Examining such actions, we find that they result only from the spirit of the Perverse. We commit them because we feel that we should not. Beyond or behind this there is no intelligible principle; and we might consider this perverseness as a direct provocation of the archfiend[3], if it did not do good from time to time.

I have said so much to explain to you why I am here, why I am in this cell of the condemned. Now, you will easily see that I am one of the many uncounted victims of the Imp of the Perverse.

I thoroughly prepared the crime. For weeks, for months, I thought about the means of the murder. I rejected a thousand schemes, because their accomplishment involved a chance of detection. At length,[4] reading some French memoirs, I found a story of a nearly fatal illness that occurred to Madame Pilau, through the agency[5] of a candle accidentally poisoned. The idea struck my fancy at once. I knew my victim's habit of reading in bed. I knew, too, that his apartment was narrow and ill- ventilated. But I need not annoy you with details. I need not describe the easy tricks by which I substituted, in his bedroom candle-stand, a wax candle of my own making, for the one which I there found. The next morning he was discovered dead in his bed, and the Coroner's verdict was – “Death by the visitation of God.[6]

I have inherited his estate, and all went well with me for years. The idea of detection never entered my brain. I had left no shadow of a clue by which it would be possible to convict, or even to suspect me of the crime. As I reflected upon my absolute security, a sense of deep satisfaction arose in my bosom. For a very long time, I was accustomed to enjoy this sentiment. It afforded me more real delight than all the mere worldly advantages received from my sin. However, at length, there arrived an epoch, from which the pleasurable feeling gradually turned into a haunting and annoying thought. It annoyed because it haunted. I could not get rid of it even for an instant. It is quite a common thing to be thus annoyed with the ringing in our ears, or rather in our memories, of some unimpressive parts from an opera. In this manner, I constantly caught myself thinking about my security, and repeating the phrase, “I am safe.”

One day, walking along the streets, I stopped myself in the act of murmuring, half aloud, these customary words. In a fit of petulance[7], I changed them thus: “I am safe – I am safe – yes – if I am not fool enough to make open confession!”

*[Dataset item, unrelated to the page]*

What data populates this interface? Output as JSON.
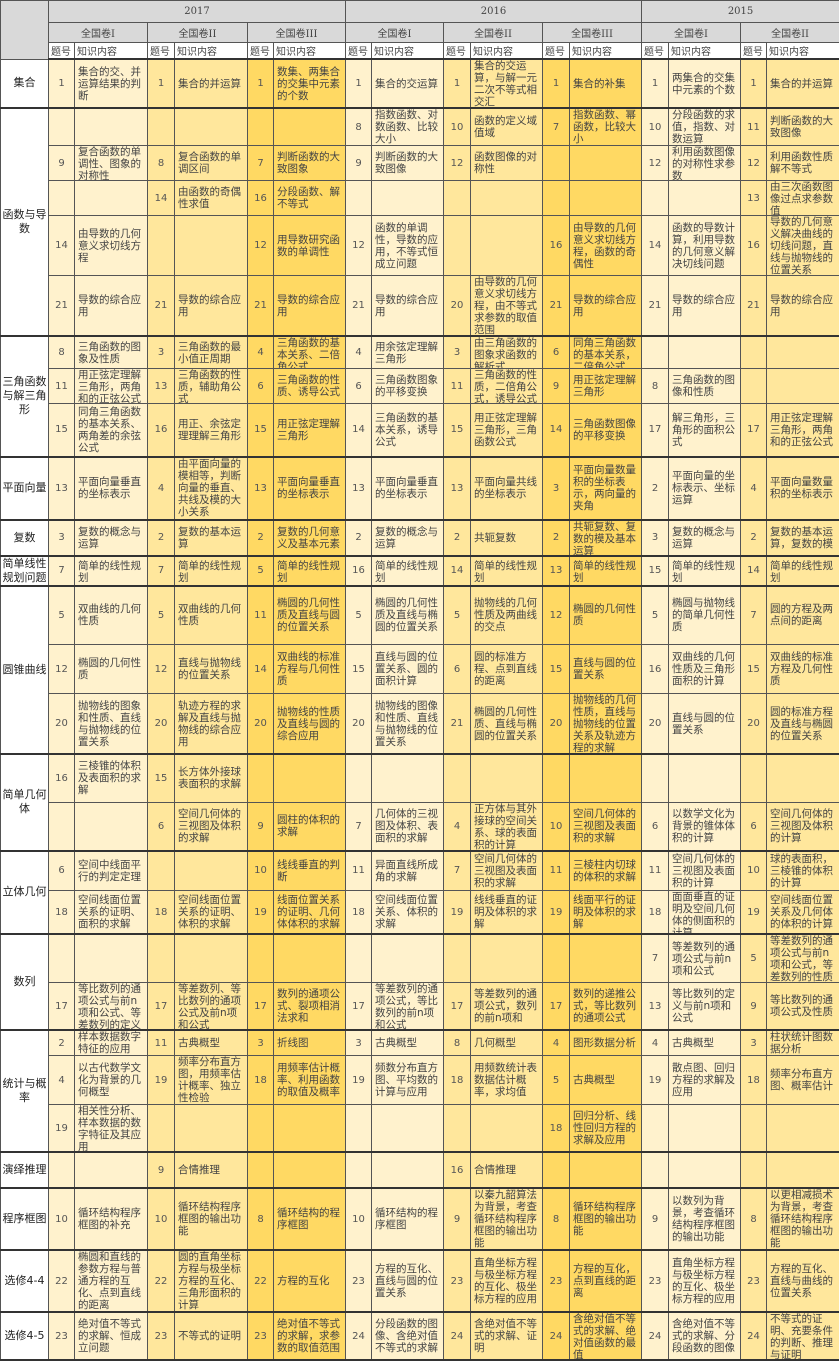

As soon as I spoke these words, I felt an icy chill creep to my heart. I had had some experience in these fits of perversity, (whose nature I have explained), and I remembered well that I had never resisted their attacks successfully. And now my own casual suggestion that I might possibly be fool enough to confess the murder, confronted me, as if the ghost of my victim.

At first, I made an effort to shake off this nightmare of the soul. I walked vigorously – faster – still faster – at length I ran. I felt a maddening desire to shriek aloud. Every succeeding wave of thought overwhelmed me with new terror, for, I well understood that to think, in my situation, was to be lost. I still quickened my pace. I ran like a madman through the crowded streets. At length, the people became alarmed and pursued me. I felt then my fate. A rough voice resounded in my ears – a rougher grasp seized me by the shoulder. I turned – I gasped for breath. For a moment I experienced all the pangs of suffocation; I became blind, and deaf, and giddy; and then some invisible fiend, I thought, struck me upon the back. The long imprisoned secret burst forth from my soul.